Speaking at the recent Refugee Communities Association of Australia (RCAA) conference in Melbourne, Adiba, a member of the Afghan women’s national football team, said that soccer had saved her life.

“Soccer was my passion and my dream and I still dream of becoming a professional,” she said.

“And soccer saved my life. Because I was a member of the team, I was able to leave Afghanistan. I have been in Australia for two years now without my family.

“It was hard at first. I spoke no English and I missed my family. So my story is one of hardship and resilience. But at least I am still following my dream.
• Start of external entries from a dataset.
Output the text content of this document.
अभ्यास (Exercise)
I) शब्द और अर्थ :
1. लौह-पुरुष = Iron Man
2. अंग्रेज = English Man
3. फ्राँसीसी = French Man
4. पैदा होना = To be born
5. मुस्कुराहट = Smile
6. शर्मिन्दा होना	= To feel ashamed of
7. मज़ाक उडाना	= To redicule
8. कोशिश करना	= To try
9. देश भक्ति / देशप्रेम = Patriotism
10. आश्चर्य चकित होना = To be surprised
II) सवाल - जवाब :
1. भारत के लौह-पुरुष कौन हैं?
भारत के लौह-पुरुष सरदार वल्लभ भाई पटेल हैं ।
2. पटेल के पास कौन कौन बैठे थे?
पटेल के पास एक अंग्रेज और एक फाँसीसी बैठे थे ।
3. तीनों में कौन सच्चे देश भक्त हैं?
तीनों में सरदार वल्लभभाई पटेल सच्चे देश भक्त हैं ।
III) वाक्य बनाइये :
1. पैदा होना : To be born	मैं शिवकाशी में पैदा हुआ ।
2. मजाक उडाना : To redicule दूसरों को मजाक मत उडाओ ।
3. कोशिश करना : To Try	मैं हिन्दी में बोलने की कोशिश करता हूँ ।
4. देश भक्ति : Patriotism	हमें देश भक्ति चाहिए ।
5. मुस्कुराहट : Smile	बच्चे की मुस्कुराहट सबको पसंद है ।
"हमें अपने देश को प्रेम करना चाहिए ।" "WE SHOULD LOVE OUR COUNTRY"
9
“I am driven by the fact that I feel I represent Afghan girls who can’t follow their dreams.

“Every day we see in the news girls in Afghanistan can’t play sport, they can’t go to high school or university and the Taliban tells them what they can and can’t do,” Adiba said.

She said that she also worried about her family who are living in limbo in Pakistan. Her father, who was a policeman prior to the Taliban’s takeover, is in hospital because he was injured by Taliban fighters during their seizure of power in 2021.

Adiba said that sport could be powerful tool for advocating for the rights of women in Afghanistan and around the world.

“I never thought I would leave my home but here I am. I feel I have to do what I can to represent the girls and woman who don’t have voice,” she said.

The conference’s session on sport and refugees also heard that was also a powerful weapon in countering racism.

Western Bulldogs AFL club General Manager of Community and Government Relations Kashif Bouns told the conference the sports community had a role and a responsibility to counter racism.

“Recently, we’ve seen the Matildas as role models in this space, especially Sam Kerr and Mary Fowler who have diverse backgrounds,” Mr Bouns said.

“When people from multicultural communities succeed, they are Aussies but when it goes wrong they are Africans or Muslims.

“But fortunately, we have lots of people changing the narrative. People like Usman Kawaja, Peter Bol and Bashar Houli.

“They are breaking down barriers for their communities but also introducing mainstream Australians to multiculturalism,” Mr Bouns said.